IBM loves Big Data. The bigger it gets, the more servers, storage, and services Big Blue would like to sell you (a lot more, please). But the volumes involved have already grown so big that IBM’s own researchers struggle to get a handle on it.
Last year, for example, IBM fellow Laura Haas asked one of her colleagues at the company’s Almaden research center in Silicon Valley why he wasn’t using bigger data sets. Because, he replied, it takes 80% of my time just to prep the data I have. Haas realized that the more IBM’s research agenda was consumed by analytics, the more time and energy its experts would spend struggling with expanding data sets, slowing down the pace of discovery.

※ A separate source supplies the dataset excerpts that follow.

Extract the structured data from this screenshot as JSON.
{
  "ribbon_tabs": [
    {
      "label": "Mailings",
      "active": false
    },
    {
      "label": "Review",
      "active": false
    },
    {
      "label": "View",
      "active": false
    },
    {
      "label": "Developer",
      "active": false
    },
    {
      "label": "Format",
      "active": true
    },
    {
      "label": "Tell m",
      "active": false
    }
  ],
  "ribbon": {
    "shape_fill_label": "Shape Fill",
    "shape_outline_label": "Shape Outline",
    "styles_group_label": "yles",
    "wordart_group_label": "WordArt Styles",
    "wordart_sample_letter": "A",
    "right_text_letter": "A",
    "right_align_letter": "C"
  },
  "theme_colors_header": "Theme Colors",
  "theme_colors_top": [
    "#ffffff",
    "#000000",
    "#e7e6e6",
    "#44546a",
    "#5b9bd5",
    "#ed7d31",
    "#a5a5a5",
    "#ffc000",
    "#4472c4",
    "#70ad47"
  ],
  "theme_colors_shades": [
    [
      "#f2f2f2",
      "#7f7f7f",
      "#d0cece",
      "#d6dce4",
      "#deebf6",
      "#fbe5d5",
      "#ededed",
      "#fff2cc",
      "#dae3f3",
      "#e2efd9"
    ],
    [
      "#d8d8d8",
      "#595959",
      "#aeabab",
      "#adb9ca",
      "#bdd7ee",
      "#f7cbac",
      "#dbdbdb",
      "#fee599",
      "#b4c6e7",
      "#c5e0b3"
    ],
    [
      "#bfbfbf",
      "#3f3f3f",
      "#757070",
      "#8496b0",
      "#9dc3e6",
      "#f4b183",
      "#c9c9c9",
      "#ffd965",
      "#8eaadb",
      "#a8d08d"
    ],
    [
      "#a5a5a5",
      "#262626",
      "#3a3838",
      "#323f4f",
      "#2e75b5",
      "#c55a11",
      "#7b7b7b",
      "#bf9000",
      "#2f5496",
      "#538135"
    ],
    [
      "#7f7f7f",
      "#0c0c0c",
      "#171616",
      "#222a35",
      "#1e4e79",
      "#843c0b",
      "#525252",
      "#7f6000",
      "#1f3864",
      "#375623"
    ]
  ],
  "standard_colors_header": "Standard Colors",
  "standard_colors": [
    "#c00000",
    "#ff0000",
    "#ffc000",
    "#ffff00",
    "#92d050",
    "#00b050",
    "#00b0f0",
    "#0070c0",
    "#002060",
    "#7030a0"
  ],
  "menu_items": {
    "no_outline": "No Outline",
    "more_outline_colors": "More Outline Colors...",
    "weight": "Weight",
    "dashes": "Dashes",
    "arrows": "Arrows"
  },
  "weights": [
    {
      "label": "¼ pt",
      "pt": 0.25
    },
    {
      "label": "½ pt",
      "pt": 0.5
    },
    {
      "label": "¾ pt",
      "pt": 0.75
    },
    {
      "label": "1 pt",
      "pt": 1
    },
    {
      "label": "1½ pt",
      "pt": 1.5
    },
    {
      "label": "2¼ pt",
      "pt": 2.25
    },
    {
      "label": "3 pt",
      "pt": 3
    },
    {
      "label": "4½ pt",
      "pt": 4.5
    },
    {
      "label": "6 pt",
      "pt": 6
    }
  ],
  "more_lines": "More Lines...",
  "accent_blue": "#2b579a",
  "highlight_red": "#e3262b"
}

The obvious thing was to hand the volumes in question over to dedicated data scientists, but removing researchers from the loop would only make things worse. Plus, it seemed to cut against the grain of Big Data, whose value isn’t governed by some function of Moore’s Law or Kryder’s Law in terms of the linear expansion of storage capacity or the falling costs of sensors.
Rather, it’s more a function of Metcalfe’s Law, which states that the value of a network is the square of the number of connected devices; the value is in the exponentially increasing connections, not the nodes. The same is true of IBM’s people, too. Instead of sidelining its researchers, how could it bring more eyes–and different ones–to opaque data sets being crunched in the cloud?